São 500 anos de periferia o objeto deste estudo, mas a ênfase incide mais na permanência anglo-saxônica, sobretudo depois do fim da Segunda Guerra em 1945 e da Guerra Fria na década de 80. Trata-se de uma reflexão holística acerca dos "grandes Estados periféricos". O dado territorial se impõe em primeiro plano, tendo em mira a hipótese de que o poder mundial cêntrico aposta simultaneamente na fragmentação do conhecimento e do território, de que resulta a esquizofrenização mental e física da periferia. Assim, quanto maior a desagregação do tecido social, maior o risco do esfacelamento da nação-feitoria, dentro da qual rolam insanas rivalidades regionais e disparidades internas.
A essencialidade sociocultural da periferia não vem à tona sem levar em consideração a estratégia norte-americana, militar, política, econômica e ideológica.
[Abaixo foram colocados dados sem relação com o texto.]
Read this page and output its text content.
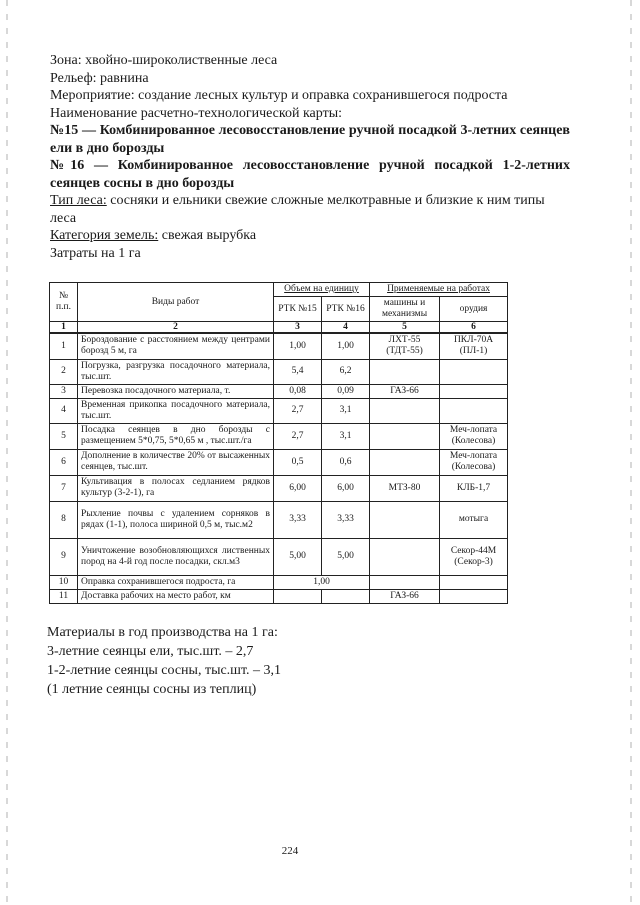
Зона: хвойно-широколиственные леса

Рельеф: равнина

Мероприятие: создание лесных культур и оправка сохранившегося подроста

Наименование расчетно-технологической карты:

№15 — Комбинированное лесовосстановление ручной посадкой 3-летних сеянцев ели в дно борозды

№16 — Комбинированное лесовосстановление ручной посадкой 1-2-летних сеянцев сосны в дно борозды

Тип леса: сосняки и ельники свежие сложные мелкотравные и близкие к ним типы леса

Категория земель: свежая вырубка

Затраты на 1 га

№ п.п.	Виды работ	Объем на единицу		Применяемые на работах	
		РТК №15	РТК №16	машины и механизмы	орудия
1	2	3	4	5	6
1	Бороздование с расстоянием между центрами борозд 5 м, га	1,00	1,00	ЛХТ-55 (ТДТ-55)	ПКЛ-70А (ПЛ-1)
2	Погрузка, разгрузка посадочного материала, тыс.шт.	5,4	6,2		
3	Перевозка посадочного материала, т.	0,08	0,09	ГАЗ-66	
4	Временная прикопка посадочного материала, тыс.шт.	2,7	3,1		
5	Посадка сеянцев в дно борозды с размещением 5*0,75, 5*0,65 м , тыс.шт./га	2,7	3,1		Меч-лопата (Колесова)
6	Дополнение в количестве 20% от высаженных сеянцев, тыс.шт.	0,5	0,6		Меч-лопата (Колесова)
7	Культивация в полосах седланием рядков культур (3-2-1), га	6,00	6,00	МТЗ-80	КЛБ-1,7
8	Рыхление почвы с удалением сорняков в рядах (1-1), полоса шириной 0,5 м, тыс.м2	3,33	3,33		мотыга
9	Уничтожение возобновляющихся лиственных пород на 4-й год после посадки, скл.м3	5,00	5,00		Секор-44М (Секор-3)
10	Оправка сохранившегося подроста, га	1,00			
11	Доставка рабочих на место работ, км			ГАЗ-66	

Материалы в год производства на 1 га:

3-летние сеянцы ели, тыс.шт. – 2,7

1-2-летние сеянцы сосны, тыс.шт. – 3,1

(1 летние сеянцы сосны из теплиц)

224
Isso por um simples motivo: os EUA têm uma estratégia para a América Latina e para o Brasil de hoje, que é o "combate à ação do Estado como promotor do desenvolvimento", no dizer de Samuel Guimarães.
O tema da ruptura intencional aparece como desdobramento de um plano econômico assentado na "poupança externa". Tudo para fora. Essa neurose provinciana de credibilidade junto ao sistema internacional ficou patente com a "crise cambial" brasileira de janeiro de 1999, o que fez o autor escrever um posfácio genial, em que analisa os ataques aéreos ilegais da Otan à Iugoslávia e a necessidade norte-americana de criar inimigos externos permanentes.
Ainda que o leitor não seja um paranóico varrido, é inevitável a pergunta constrangedora: o que farão os EUA no próximo milênio com o Brasil? E nós, brasileiros?
Dir-se-ia, pensando no século 21, que Kosovo não é tão longe daqui. Evidentemente o diplomata, entendido em política internacional, não se arvora em profeta alado; todavia ele não deixa de lado a possibilidade de os "Estados da periferia" serem atingidos pela política da força e do arbítrio. Afinal, a disponibilidade dos recursos naturais estratégicos encontra-se na periferia, e não no centro do capitalismo. Isso não quer dizer brasilianização ufanista e delirante do mundo, porque essa condição ecológica e geográfica é também um tremendo risco, como se a Amazônia pudesse vir a ser o Oriente Médio do amanhã, com a inevitável extinção dos combustíveis fósseis.
A crise da era do petróleo coloca as terras tropicais do Brasil no epicentro energético da cobiça internacional. Desde meados dos anos 70 configura-se um novo tipo de colonialismo: a apropriação do sol e da água do nosso território, ainda que prescindindo a curto prazo das gentes brasileiras. Enfim, estamos em plena política de genocídio para a periferia, ou senão em processo de reescravização do povo brasileiro.



A OBRA
Quinhentos Anos de Periferia - Uma Contribuição ao Estudo da Política Internacional - Samuel Pinheiro Guimarães. Ed. Contraponto / Ed. da UFRGS. (av. João Pessoa, 415, CEP 90040-000, RS, tel. 0/xx/51/ 224-8821). 167 págs. R$ 20,00.



Gilberto Vasconcellos é professor de ciências sociais da Universidade Federal de Juiz de Fora (MG) e autor de "O Príncipe da Moeda" (Ed. Espaço e Tempo), entre outros.